Studying with Professor Christos Papadimitriou inspired computer scientist Sharon Chen to explore how advanced computation can inform studies of the human brain. She will begin a PhD program in social and decision neuroscience at Caltech this fall.

Ivy Huang ‘18

In addition to her work as a chemical engineer synthesizing solid state materials and batteries from pure elements, Ivy Huang was also on the Columbia women’s rowing team.

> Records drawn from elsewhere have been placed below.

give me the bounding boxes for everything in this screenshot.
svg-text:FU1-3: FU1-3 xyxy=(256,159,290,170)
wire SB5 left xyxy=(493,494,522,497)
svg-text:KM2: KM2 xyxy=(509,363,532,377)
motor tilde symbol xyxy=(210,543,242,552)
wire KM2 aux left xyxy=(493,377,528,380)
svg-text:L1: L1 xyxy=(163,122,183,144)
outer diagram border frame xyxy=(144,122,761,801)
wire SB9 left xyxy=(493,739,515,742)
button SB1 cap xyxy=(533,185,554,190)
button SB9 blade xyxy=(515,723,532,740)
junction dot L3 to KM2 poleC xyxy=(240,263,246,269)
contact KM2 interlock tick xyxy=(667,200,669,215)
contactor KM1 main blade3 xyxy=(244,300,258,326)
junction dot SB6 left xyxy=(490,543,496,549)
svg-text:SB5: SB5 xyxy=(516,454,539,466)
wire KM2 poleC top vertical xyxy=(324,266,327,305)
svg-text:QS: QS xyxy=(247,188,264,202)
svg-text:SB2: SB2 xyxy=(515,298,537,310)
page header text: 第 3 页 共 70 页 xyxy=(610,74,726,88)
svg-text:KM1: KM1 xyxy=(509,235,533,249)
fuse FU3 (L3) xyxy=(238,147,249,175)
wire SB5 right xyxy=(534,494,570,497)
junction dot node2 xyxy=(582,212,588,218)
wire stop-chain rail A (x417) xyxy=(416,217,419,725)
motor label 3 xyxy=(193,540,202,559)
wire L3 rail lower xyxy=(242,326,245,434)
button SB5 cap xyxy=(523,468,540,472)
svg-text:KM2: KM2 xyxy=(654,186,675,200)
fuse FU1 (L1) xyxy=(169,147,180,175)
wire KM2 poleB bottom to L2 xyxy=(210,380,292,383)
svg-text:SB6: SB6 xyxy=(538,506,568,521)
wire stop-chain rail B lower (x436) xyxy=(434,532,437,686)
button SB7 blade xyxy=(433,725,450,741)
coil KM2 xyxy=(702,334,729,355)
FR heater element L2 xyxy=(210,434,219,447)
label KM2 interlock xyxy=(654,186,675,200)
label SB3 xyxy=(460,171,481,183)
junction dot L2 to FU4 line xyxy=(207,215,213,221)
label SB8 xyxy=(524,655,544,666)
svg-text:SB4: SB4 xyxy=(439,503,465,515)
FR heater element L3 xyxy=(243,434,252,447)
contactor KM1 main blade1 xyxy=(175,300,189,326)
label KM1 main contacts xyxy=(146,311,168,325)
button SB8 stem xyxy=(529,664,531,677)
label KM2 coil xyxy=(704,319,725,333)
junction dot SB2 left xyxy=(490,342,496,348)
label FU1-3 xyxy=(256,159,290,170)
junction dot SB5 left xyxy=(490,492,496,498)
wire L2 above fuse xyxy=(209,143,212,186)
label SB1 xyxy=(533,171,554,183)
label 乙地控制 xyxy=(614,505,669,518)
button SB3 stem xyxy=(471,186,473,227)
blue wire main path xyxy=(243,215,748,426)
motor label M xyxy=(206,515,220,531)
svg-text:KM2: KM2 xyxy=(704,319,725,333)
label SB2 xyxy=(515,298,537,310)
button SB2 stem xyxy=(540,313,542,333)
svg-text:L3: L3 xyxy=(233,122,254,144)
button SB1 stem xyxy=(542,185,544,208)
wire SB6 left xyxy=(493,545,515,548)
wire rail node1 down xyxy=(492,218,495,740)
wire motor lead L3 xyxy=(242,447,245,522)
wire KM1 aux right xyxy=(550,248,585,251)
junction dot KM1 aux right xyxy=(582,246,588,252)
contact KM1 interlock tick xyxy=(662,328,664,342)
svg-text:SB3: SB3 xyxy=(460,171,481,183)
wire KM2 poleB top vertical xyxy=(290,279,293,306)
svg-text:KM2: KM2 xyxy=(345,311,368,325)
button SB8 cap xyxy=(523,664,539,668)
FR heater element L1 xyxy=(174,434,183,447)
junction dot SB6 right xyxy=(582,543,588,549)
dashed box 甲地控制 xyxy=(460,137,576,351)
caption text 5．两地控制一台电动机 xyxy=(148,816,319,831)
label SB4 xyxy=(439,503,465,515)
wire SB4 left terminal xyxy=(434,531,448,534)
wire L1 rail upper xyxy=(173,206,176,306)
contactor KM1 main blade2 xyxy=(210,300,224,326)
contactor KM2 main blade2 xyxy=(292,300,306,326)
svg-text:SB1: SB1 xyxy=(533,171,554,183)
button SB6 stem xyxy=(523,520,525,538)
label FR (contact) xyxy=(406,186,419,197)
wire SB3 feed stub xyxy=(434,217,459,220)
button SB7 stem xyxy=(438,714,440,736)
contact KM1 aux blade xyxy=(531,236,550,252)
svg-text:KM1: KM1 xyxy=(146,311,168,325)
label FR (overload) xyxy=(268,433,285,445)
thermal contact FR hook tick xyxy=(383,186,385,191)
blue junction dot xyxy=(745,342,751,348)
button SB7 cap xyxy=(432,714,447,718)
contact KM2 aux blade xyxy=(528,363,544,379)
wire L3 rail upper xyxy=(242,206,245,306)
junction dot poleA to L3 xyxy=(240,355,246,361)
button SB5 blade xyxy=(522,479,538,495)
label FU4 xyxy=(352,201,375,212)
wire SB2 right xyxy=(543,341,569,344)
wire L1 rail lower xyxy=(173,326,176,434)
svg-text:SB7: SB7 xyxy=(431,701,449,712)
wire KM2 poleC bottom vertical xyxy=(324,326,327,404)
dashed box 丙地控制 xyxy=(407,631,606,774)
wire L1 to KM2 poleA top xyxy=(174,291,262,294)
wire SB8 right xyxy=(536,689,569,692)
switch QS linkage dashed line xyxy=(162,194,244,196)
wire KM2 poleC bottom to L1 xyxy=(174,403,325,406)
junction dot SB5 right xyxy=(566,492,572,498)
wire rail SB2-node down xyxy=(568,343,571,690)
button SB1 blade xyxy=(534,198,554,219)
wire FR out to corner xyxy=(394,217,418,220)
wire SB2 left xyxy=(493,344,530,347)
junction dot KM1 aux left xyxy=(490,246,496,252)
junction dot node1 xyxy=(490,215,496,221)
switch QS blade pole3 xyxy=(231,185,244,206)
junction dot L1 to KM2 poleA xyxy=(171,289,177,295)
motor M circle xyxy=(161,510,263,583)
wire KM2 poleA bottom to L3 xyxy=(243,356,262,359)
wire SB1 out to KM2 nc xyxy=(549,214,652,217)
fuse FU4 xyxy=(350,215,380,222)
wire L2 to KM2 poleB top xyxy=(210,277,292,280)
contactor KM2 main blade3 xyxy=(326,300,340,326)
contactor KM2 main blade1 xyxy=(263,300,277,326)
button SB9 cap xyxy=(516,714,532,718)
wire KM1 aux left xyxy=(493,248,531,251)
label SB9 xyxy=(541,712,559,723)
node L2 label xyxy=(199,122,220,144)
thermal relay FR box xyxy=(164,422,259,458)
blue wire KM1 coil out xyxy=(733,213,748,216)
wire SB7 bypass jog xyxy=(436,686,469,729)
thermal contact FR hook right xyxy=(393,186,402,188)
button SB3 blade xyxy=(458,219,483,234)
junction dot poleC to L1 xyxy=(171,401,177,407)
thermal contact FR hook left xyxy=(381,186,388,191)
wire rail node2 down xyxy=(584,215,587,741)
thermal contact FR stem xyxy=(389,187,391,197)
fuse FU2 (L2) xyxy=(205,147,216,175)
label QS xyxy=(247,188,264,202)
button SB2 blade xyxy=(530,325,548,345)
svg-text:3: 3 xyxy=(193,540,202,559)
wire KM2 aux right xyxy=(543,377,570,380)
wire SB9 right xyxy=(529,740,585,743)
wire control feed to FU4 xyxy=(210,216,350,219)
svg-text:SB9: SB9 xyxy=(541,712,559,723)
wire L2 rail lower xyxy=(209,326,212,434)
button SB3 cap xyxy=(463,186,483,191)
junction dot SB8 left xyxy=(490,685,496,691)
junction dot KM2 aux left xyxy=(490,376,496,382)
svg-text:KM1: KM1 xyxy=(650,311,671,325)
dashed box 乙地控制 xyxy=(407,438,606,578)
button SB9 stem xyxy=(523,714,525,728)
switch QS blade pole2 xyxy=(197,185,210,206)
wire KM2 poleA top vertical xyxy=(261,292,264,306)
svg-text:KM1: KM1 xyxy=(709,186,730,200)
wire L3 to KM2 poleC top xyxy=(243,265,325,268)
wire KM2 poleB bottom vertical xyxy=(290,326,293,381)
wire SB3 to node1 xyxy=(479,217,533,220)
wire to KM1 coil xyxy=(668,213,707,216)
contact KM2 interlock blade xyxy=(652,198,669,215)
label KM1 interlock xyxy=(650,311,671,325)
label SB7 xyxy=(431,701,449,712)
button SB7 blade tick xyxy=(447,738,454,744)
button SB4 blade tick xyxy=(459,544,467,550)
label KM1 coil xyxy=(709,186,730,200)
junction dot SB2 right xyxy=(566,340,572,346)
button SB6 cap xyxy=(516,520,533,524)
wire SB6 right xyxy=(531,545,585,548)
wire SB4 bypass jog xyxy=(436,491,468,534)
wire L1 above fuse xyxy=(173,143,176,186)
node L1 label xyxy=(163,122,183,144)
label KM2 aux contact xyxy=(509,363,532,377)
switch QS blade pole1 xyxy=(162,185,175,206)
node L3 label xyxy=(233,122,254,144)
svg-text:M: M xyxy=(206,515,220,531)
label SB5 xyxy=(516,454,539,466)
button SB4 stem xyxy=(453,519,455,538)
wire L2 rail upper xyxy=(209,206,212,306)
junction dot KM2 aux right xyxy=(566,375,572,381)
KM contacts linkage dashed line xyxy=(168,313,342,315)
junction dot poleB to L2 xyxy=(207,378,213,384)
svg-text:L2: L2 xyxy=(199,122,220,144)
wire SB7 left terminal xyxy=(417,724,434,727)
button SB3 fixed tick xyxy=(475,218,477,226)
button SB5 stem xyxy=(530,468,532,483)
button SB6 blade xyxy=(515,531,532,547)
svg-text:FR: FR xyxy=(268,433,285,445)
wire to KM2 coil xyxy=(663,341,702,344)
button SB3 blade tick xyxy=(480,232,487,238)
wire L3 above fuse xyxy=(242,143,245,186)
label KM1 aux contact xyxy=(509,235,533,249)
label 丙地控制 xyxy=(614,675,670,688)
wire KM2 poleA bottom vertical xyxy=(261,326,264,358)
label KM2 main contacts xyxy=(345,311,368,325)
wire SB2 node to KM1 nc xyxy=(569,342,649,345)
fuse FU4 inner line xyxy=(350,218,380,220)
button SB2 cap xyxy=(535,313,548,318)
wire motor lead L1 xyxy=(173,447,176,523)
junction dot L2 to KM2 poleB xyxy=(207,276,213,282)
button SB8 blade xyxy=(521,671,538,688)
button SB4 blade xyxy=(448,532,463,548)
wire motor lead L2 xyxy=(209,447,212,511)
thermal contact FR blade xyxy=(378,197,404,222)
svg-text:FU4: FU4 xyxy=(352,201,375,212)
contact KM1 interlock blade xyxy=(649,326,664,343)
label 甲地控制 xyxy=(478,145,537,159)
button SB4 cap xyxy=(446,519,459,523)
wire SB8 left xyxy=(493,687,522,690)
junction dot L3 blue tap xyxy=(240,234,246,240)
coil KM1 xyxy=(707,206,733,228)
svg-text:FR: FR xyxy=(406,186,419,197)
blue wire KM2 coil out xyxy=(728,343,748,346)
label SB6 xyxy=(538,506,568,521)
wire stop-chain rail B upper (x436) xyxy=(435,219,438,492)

Seeking to connect her experiences, she is currently a PhD student developing bio-integrated electronics with the goal of monitoring health and improving training regimens.

Evan Walter Clark Spotte-Smith ‘19

Materials scientist and sustainability engineer Evan Walter Clark Spotte-Smith became interested in better batteries while working to provide electricity to a rural community in Uganda with Columbia’s chapter of Engineers Without Borders. He is heading to UC Berkeley this fall to pursue his PhD and use computational methods to better understand the solid-electrolyte interface in batteries.

Joanna Zhang ’19

Working in Professor Tal Danino’s Synthetic Biological Systems Laboratory for three years, biomedical engineer Joanna Zhang’s research focused on synthetic biology and bacterial cancer therapy. She will head to UC-San Diego this fall to pursue her PhD in bioengineering.